In secondo luogo, la sentenza rinuncia a un altro test, pure già utilizzato (sentenze 212/2019 185/2021) sulle sanzioni amministrative fisse, verificando se anche le infrazioni meno gravi tra quelle comprese nel perimetro applicativo della previsione sanzionatoria siano connotate da un disvalore tale da non rendere manifestamente sproporzionata la sanzione stessa. In terzo luogo, la decisione in oggetto rinuncia a prendere in esame l’interpretazione suggerita dal Tribunale di Viterbo, nel senso di evitare il vuoto sanzionatorio traendo dal sistema legislativo del gioco una misura costituzionalmente adeguata alla tutela del bene giuridico. Sono dunque molte le perplessità che desta la scelta di un accoglimento secco della questione senza prendere in seria considerazione le numerose alternative offertele dalla larghezza di strumenti di cui la Corte dispone.
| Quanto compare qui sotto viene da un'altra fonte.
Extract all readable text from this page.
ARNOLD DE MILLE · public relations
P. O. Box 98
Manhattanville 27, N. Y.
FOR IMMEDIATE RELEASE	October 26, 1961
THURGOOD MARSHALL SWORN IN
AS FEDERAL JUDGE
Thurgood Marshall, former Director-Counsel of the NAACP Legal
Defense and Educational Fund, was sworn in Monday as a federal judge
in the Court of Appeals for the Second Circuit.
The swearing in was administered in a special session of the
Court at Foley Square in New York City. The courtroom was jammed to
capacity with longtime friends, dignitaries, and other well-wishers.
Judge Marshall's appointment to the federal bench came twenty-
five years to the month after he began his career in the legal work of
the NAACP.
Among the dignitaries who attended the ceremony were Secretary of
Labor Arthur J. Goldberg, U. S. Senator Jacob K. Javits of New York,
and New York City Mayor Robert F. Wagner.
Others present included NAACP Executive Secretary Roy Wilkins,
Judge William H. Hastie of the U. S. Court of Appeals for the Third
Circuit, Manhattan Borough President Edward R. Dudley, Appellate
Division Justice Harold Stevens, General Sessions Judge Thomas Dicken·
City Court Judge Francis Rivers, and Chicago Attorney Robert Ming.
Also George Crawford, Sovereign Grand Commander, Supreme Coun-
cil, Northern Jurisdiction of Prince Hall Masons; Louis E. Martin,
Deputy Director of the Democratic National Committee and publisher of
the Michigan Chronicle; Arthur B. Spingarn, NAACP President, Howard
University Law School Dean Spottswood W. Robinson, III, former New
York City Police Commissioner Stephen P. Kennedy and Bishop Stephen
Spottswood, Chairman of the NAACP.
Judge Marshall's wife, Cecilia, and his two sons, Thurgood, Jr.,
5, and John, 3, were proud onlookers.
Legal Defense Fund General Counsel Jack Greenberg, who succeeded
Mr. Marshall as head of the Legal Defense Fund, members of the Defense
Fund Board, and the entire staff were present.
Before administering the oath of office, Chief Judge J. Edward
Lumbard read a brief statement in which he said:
Più in generale, la sentenza capovolge il rapporto tra libertà d’impresa e tutela della salute: invece di muovere dal presupposto, rafforzato dalla revisione costituzionale del 2022, che la libertà d’impresa non può svolgersi in contrasto con la salute (art. 41, comma 2, Cost.), preferisce considerare che alla tutela della salute si oppone, quale “interesse contrapposto”, la libertà d’impresa, trascurando che la tutela della salute costituisce, ai sensi dell’art. 32 Cost., sia un fondamentale diritto dell’individuo, sia un altrettanto fondamentale interesse della collettività, e che la prevenzione delle dipendenze è proprio uno dei settori dove questo nesso tra diritto individuale e interesse collettivo trova concretezza.
Infine, le valutazioni della Corte circa l’efficacia della misura di tutela del diritto alla salute restano, in assenza di un’adeguata istruttoria in punto di fatto (della quale non v’è traccia nella decisione), del tutto immotivate, tanto più in presenza di numerosi rapporti ufficiali volti a sottolineare i danni del gioco d’azzardo patologico e della sua altrettanto patologica diffusione.
La chiusa della decisione («Spetta al legislatore l’adozione di ulteriori e idonee misure di contrasto alla ludopatia»), a non volerla considerare un’ovvietà, rimanda alla responsabilità della politica. Se Governo e Parlamento non decideranno di intervenire immediatamente con un provvedimento urgente, si verificherà un evidente vuoto di tutela e la spirale dell’azzardo passerà dalla veloce crescita esponenziale alla spinta ipersonica, coinvolgendo ogni piega del tessuto sociale. Ma è davvero questo che si vuole?